J’ai connu monsieur Boisclair dans une autre vie, lorsqu’il
était ministre de l’Emploi et de la solidarité sociale,
lorsque nous avons eu la marche des femmes de l’an 2000. Monsieur
Boisclair, tout ce qu’il avait à donner aux femmes pauvres et/ou
sur l’aide sociale, ce fut 13 millions sur trente mois. Ce qui
était parfaitement ridicule. Non, monsieur Boisclair n’ira
résolument pas vers une lutte à finir à la
pauvreté, je n’en crois pas un mot et pas un instant! Bon, il
mettra l’accent sur l’éducation, sur l’environnement, sur la
souveraineté (je suppose…); mais il nous annonce
déjà qu’il veut abolir la taxe sur le capital pour les
entreprises, et cette mesure ne sera remplacée par rien d’autre.
Aucun effort fiscal additionnel ne sera demandé, même aux
grandes entreprises! Cela n’est d’aucune manière le point de vue
de Québec solidaire. Donc la nouvelle social-démocratie
du PQ sera très édulcorée.
Quant à Québec solidaire, je dirais que nous sommes
à gauche de la social-démocratie (quoi que je n’aime pas
trop les étiquetages) et nous ne sommes surtout pas
d’extrême-gauche non plus. Moi, ce que j’ai envie de dire aux
gens, c’est que nous allons parler de nos valeurs, de nos engagements,
eh oui, nous sommes à gauche, car lorsque nous parlons de
justice sociale, nous parlons d’un véritable partage de la
richesse. On nous dit qu’il faut la créer, la richesse. Pas de
problème, mais on va la créer dans une vision
écologiste et dans une vision d’appropriation collective de
notre richesse. Y aura-t-il une place pour l’entreprise privée
à Québec solidaire? Certainement que oui, mais pas
n’importe quoi et surtout pas à n’importe quel prix! Pas en se
soustrayant aux droits du travail, à l’impôt, aux
règles environnementales, nous allons être
extrêmement fermes sur nos convictions les plus fondamentales
à ce propos. Et nous encouragerons des formes d’entreprises plus
collectives, comme les coopératives. Dans certains cas, et pour
le moment, nous n’avons qu’une seule proposition de nationalisation,
c’est celle de l’éolienne, pour que les retombées
économiques nous profitent à nous comme
collectivité québécoise et non à
l’économie de l’Alberta. Mais même à
l’intérieur de ce projet de nationalisation de
l’éolienne, nous laissons de la place à des initiatives
de coopératives mises sur pied par les MRC et/ou
communautés locales; on fait donc appel directement à la
participation des régions et à la participation
citoyenne. Cela est d’une très grande importance pour nous.
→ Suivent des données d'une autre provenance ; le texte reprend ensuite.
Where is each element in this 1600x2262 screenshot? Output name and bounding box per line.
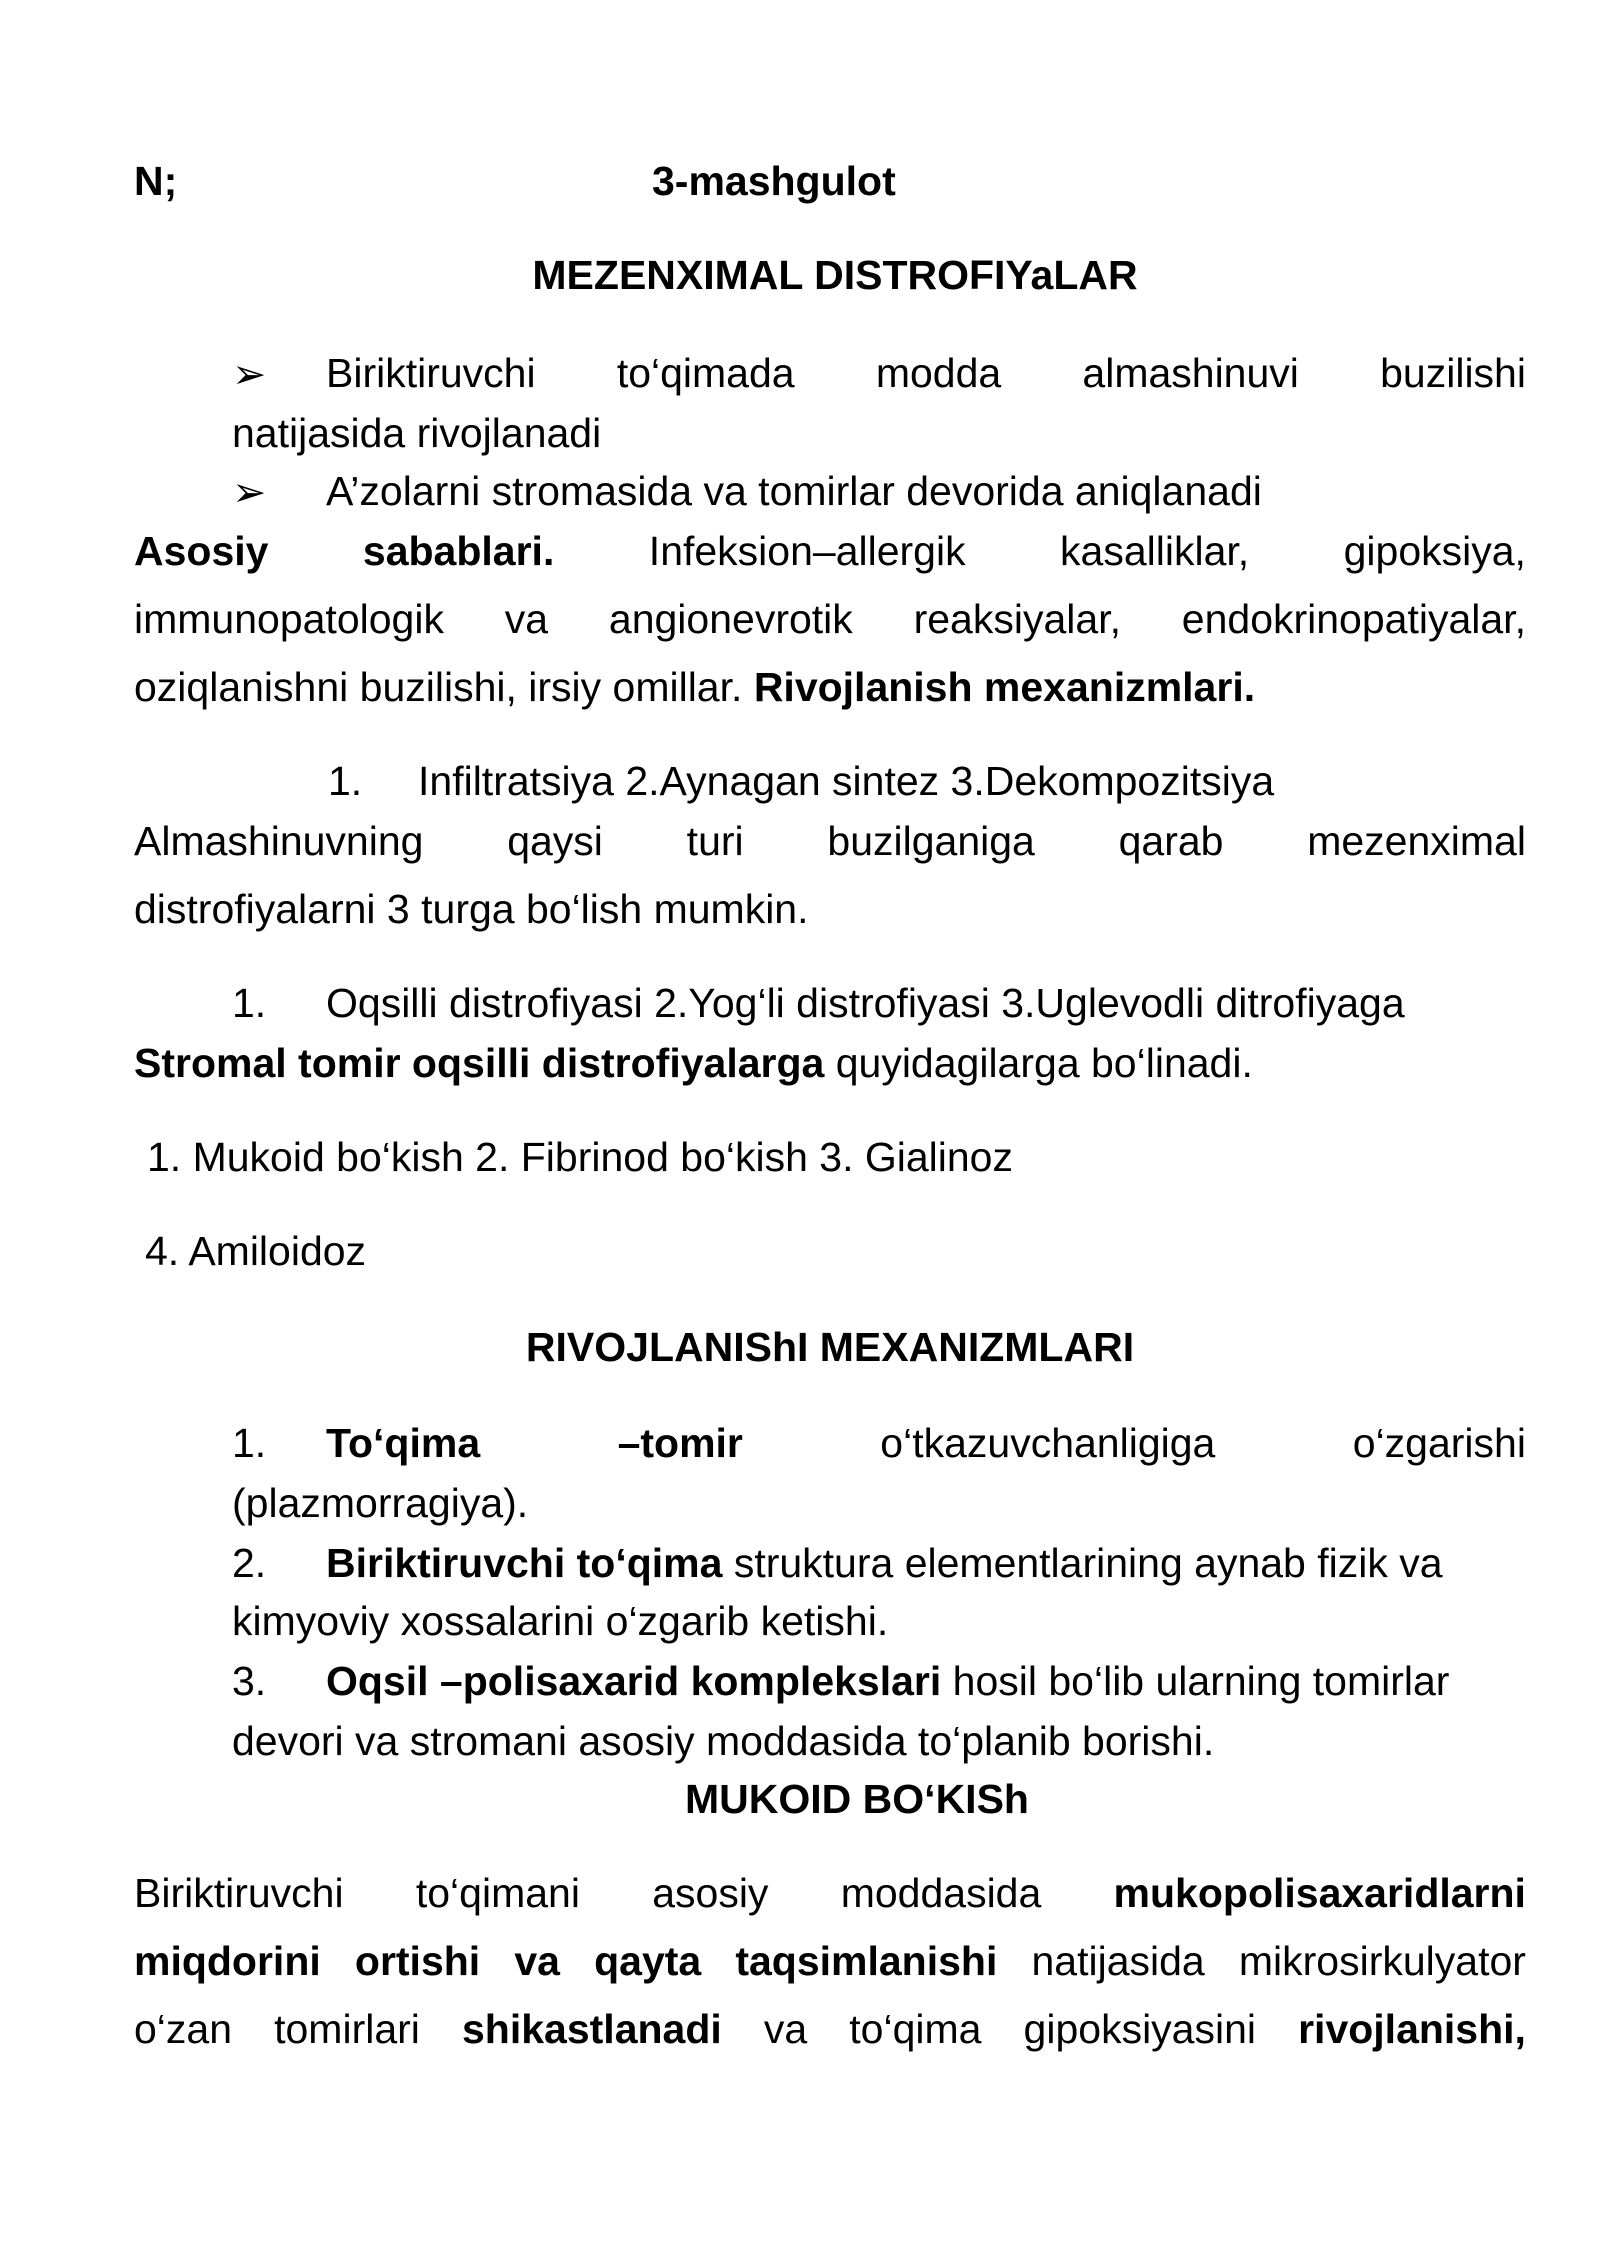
word: Biriktiruvchi — [134, 1870, 344, 1916]
classification-line-2: distrofiyalarni 3 turga bo‘lish mumkin. — [134, 886, 809, 932]
list-number: 2. — [232, 1540, 267, 1586]
bullet-1-line-2: natijasida rivojlanadi — [232, 410, 602, 456]
page-title: MEZENXIMAL DISTROFIYaLAR — [532, 252, 1138, 298]
word: Infeksion–allergik — [648, 528, 966, 574]
word: reaksiyalar, — [913, 596, 1121, 642]
word: gipoksiya, — [1343, 528, 1526, 574]
word: qaysi — [507, 818, 603, 864]
word: buzilganiga — [827, 818, 1035, 864]
mechanisms-label: Rivojlanish mexanizmlari. — [753, 664, 1256, 710]
numbered-1-line-1 — [326, 1420, 1526, 1467]
numbered-2-rest: struktura elementlarining aynab fizik va — [722, 1540, 1443, 1586]
word: almashinuvi — [1082, 350, 1299, 396]
word: taqsimlanishi — [735, 1938, 998, 1984]
causes-text: oziqlanishni buzilishi, irsiy omillar. — [134, 664, 743, 710]
list-number: 1. — [328, 758, 363, 804]
word: endokrinopatiyalar, — [1181, 596, 1526, 642]
types-list-text: Oqsilli distrofiyasi 2.Yog‘li distrofiyasi 3.Uglevodli ditrofiyaga — [326, 980, 1405, 1026]
word: Asosiy — [134, 528, 269, 574]
closing-line-3 — [134, 2006, 1526, 2053]
list-number: 1. — [232, 980, 267, 1026]
word: moddasida — [840, 1870, 1042, 1916]
subtypes-line-1: 1. Mukoid bo‘kish 2. Fibrinod bo‘kish 3. Gialinoz — [147, 1134, 1013, 1180]
list-number: 1. — [232, 1420, 267, 1466]
word: qarab — [1118, 818, 1224, 864]
word: angionevrotik — [608, 596, 853, 642]
word: To‘qima — [326, 1420, 481, 1466]
word: shikastlanadi — [462, 2006, 722, 2052]
word: turi — [686, 818, 744, 864]
classification-line-1 — [134, 818, 1526, 865]
word: va — [763, 2006, 808, 2052]
stromal-rest: quyidagilarga bo‘linadi. — [824, 1040, 1253, 1086]
word: buzilishi — [1380, 350, 1526, 396]
causes-line-2 — [134, 596, 1526, 643]
word: tomirlari — [274, 2006, 420, 2052]
n-label: N; — [134, 158, 178, 204]
word: mikrosirkulyator — [1238, 1938, 1526, 1984]
section-title-mucoid: MUKOID BO‘KISh — [685, 1776, 1029, 1822]
word: miqdorini — [134, 1938, 321, 1984]
stromal-bold: Stromal tomir oqsilli distrofiyalarga — [134, 1040, 825, 1086]
word: va — [504, 596, 549, 642]
word: kasalliklar, — [1060, 528, 1250, 574]
arrow-bullet-icon: ➢ — [232, 469, 267, 515]
numbered-3-rest: hosil bo‘lib ularning tomirlar — [941, 1658, 1450, 1704]
causes-line-1 — [134, 528, 1526, 575]
causes-line-3 — [134, 664, 1255, 711]
word: immunopatologik — [134, 596, 444, 642]
numbered-2-line-2: kimyoviy xossalarini o‘zgarib ketishi. — [232, 1598, 889, 1644]
stromal-sentence — [134, 1040, 1253, 1087]
word: Almashinuvning — [134, 818, 424, 864]
numbered-3-line-1 — [326, 1658, 1449, 1705]
word: mezenximal — [1307, 818, 1526, 864]
word: to‘qima — [849, 2006, 982, 2052]
numbered-2-bold: Biriktiruvchi to‘qima — [326, 1540, 723, 1586]
word: ortishi — [354, 1938, 481, 1984]
word: modda — [875, 350, 1002, 396]
word: mukopolisaxaridlarni — [1113, 1870, 1526, 1916]
closing-line-2 — [134, 1938, 1526, 1985]
subtypes-line-2: 4. Amiloidoz — [145, 1228, 367, 1274]
numbered-3-line-2: devori va stromani asosiy moddasida to‘planib borishi. — [232, 1718, 1215, 1764]
bullet-2-text: A’zolarni stromasida va tomirlar devorida aniqlanadi — [326, 468, 1262, 514]
word: asosiy — [652, 1870, 769, 1916]
lesson-number: 3-mashgulot — [652, 158, 896, 204]
section-title-mechanisms: RIVOJLANIShI MEXANIZMLARI — [525, 1324, 1135, 1370]
mechanisms-list-text: Infiltratsiya 2.Aynagan sintez 3.Dekompozitsiya — [418, 758, 1275, 804]
word: o‘zgarishi — [1352, 1420, 1526, 1466]
bullet-1-line-1 — [326, 350, 1526, 397]
word: natijasida — [1031, 1938, 1205, 1984]
closing-line-1 — [134, 1870, 1526, 1917]
numbered-2-line-1 — [326, 1540, 1443, 1587]
word: o‘tkazuvchanligiga — [880, 1420, 1216, 1466]
word: rivojlanishi, — [1298, 2006, 1526, 2052]
numbered-1-line-2: (plazmorragiya). — [232, 1480, 529, 1526]
word: Biriktiruvchi — [326, 350, 536, 396]
word: va — [514, 1938, 560, 1984]
numbered-3-bold: Oqsil –polisaxarid komplekslari — [326, 1658, 942, 1704]
word: to‘qimada — [616, 350, 795, 396]
list-number: 3. — [232, 1658, 267, 1704]
word: gipoksiyasini — [1023, 2006, 1256, 2052]
word: o‘zan — [134, 2006, 233, 2052]
word: –tomir — [617, 1420, 743, 1466]
word: qayta — [594, 1938, 702, 1984]
word: to‘qimani — [415, 1870, 580, 1916]
word: sabablari. — [362, 528, 555, 574]
arrow-bullet-icon: ➢ — [232, 351, 267, 397]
Alors ça, ce n’est pas le genre de choses de monsieur Boisclair,
voyez-vous? Rappelons-nous le vote majoritaire des membres du PQ
à la nationalisation de l’éolien et qui fut
cavalièrement refusé par André Boisclair.
NP: Au moment où la question
des accommodements raisonnables est devenue une affaire couverte
quotidiennement dans l’actualité, il y a eu plusieurs
observateurs pour reprocher à QS d’être assez distant par
rapport à ce débat public. Maintenant que le premier
ministre du Québec a décidé de mettre sur pied une
commission d’enquête, sous la direction du sociologue
Gérard Bouchard et du philosophe Charle Taylor, quelle
présence entendez-vous y manifester?
FD: Eh bien voilà un très bel exemple des efforts de
Québec solidaire de se faire entendre sur la place publique, et
ça n’a tout simplement pas abouti. Avant Noël, nous avons
participé à plusieurs émissions de radio et de
télévision où nous avions exprimé notre
opinion sur la question des accommodements raisonnables. Le
problème est qu’il faut juste avoir manqué
l’émission pour avoir l’impression que QS n’est nulle part. Et
après Noël, lorsque Mario Dumont est intervenu sur cette
question de manière récurrente, nous avions fait parvenir
une lettre ouverte à Mario Dumont dans tous les grands
quotidiens du Québec, et aucun de ceux-ci ne l’a publiée,
lettre qui est publiée sur notre site Internet.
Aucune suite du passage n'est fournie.